Ben Phillips and Anna Kasaybyan in Bad Jews (Paul Bestock)
Bad Jews
Seattle Public Theater
Through October 25, 2015

Bad Jews, by Joshua Harmon, on stage now at Seattle Public Theater, is a very personal and mixed bag experience for me. Jews are a teeny, tiny minority in Seattle and are often completely overlooked, but Jews have a deep infiltration of theater in this country (and of course were seminal in the creation of the Hollywood machine), so there is perhaps an outsized connection to Judaism in theater.

Shana Bestock, director and artistic director of SPT, wrote an also personal and mixed-emotion note about this play and her own Jewish identity, so the play seems to hit many different notes for her, too. I often find myself worried about the execution of a play in Seattle, where so many don’t hear the specific cadences of Jewish vocal delivery, and sometimes very funny Jewish plays don’t land any jokes because their rhythms are totally misplaced.

This is a 90-minute, real-time play about three cousins, just after their beloved grandfather’s funeral, two of whom want a “chai” – a gold-form Hebrew word for “life” – that has special meaning for both. They converge at a one-room apartment in New York with one cousin’s girlfriend, and have the fight of their lives.
 
There are areas where this production lands gorgeously! The performance of Anna Kasaybyan (as Daphna), in particular, is spectacularly real, funny, and palpably passionate. Her innate understanding of where the emphases are is completely note-perfect. Therefore, she is marvelously funny, while being vitriolicly loud.

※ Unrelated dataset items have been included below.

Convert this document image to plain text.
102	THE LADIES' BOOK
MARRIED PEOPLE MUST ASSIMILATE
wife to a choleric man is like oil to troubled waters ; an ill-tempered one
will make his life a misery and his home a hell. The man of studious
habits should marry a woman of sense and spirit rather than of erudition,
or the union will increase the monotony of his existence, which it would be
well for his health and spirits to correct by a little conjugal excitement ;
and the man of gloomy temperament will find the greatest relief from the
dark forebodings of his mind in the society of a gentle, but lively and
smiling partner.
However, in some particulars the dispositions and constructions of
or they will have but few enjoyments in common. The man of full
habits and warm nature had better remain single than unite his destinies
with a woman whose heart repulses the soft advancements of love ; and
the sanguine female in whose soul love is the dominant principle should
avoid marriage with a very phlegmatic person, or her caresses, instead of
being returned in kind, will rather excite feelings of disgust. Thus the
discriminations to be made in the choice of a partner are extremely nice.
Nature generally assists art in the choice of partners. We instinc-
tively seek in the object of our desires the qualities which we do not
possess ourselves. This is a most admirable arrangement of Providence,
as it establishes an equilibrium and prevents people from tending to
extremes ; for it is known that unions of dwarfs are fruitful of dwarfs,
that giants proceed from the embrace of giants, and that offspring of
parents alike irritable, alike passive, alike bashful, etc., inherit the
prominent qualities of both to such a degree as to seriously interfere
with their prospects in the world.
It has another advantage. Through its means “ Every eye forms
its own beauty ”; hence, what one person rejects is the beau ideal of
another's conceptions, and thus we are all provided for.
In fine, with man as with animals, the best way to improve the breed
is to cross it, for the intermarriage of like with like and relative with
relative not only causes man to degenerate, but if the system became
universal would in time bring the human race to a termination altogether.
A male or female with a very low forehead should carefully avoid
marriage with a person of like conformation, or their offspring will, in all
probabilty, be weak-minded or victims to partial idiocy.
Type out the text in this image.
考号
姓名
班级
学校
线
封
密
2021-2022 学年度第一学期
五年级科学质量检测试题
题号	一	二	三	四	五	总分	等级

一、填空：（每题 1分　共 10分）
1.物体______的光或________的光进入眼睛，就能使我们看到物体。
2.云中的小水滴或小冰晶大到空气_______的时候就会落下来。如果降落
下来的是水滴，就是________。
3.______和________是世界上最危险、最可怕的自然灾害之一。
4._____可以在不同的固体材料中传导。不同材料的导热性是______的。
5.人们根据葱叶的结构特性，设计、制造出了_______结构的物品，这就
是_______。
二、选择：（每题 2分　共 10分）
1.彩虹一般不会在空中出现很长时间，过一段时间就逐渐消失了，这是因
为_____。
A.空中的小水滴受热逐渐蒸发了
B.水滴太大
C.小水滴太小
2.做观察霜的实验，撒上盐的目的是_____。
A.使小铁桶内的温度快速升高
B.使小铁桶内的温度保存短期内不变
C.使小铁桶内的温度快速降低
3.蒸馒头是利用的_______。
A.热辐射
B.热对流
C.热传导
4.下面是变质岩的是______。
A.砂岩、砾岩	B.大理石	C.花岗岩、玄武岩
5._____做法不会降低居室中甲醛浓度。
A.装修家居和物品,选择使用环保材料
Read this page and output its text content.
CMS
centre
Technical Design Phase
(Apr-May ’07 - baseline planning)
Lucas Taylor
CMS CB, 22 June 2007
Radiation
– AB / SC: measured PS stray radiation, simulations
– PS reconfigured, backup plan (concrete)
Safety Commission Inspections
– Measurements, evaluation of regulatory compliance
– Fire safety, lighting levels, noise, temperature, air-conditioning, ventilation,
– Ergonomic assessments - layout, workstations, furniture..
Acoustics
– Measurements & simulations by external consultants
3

The play is definitely funny. Sometimes it’s because of laughing at Jewish notions and embedded culture (for those who “get” that stuff) and sometimes because you have to laugh at the meanness the cousins display, and sometimes at the clueless though well-meaning “shiksa” (non-Jewish) girlfriend.

But there are many layers to unpack for everyone. Everyone has some kind of family culture. And there is a tendency in American melting-pot life to erase cultural “otherness” and look at 2nd and 3rd generations as simply “American.” This is the viewpoint of Melody (Molli Corcoran), the girlfriend who states that her background is just “American.” She barely even remembers where her family came from, and gets a big laugh when asked that and she replies, “Delaware.”

The fight over the jewelry transcends a family squabble and becomes a contest in who might be the better Jew. Who is more connected to the family heritage? Who “deserves” this emotionally-laden, one of a kind, piece of jewelry? And in addition, should we proudly maintain our familial cultures or abandon them to the past?

There is a third cousin onstage, Jonah (Ben Phillips), who barely says anything, but is completely necessary. He is brother to the chai-desiring Liam (Ian Bond), and doesn’t seem to want very much aside from staying out of the whole argument. Phillips’ facial expressions and avoidance are perfectly expressed for a shy and anger-averse man. The reveal at the end involving him is what brings the play to the next level.

Corcoran also feels note-perfect in her befuddled and careful responses to the family dynamic. Daphna castigates her and casts doubt on Melody’s intellect, but Melody holds her own and stays true to herself.

While most aspects of the play feel true to life, the casting of Bond as Liam is a huge misstep. Bond is a fine actor and does his best, but there is no way anyone can mistake him for any kind of Jew. Watching him as Liam means that we have to work inordinately hard to accept him saying the lines, and it pushes us out of investing in the role into just hearing the words the playwright wrote. I have seen Bond in other roles and really do like his work. It may have come down to “who is available” for Bestock, but I wish she could have cast someone more closely resembling Phillips.

There is a feeling that Harmon’s script doesn’t quite punch hard enough and that some elephants in the room are not tackled. For me, I felt like the elephant of the Holocaust was so present, but not integrated enough. I want to discuss that at length here, but I feel like that will overpower the point of a review. I encourage you to see the play and then communicate with me about that elephant or any others you feel were untackled. But do see this dark, funny, powerful play!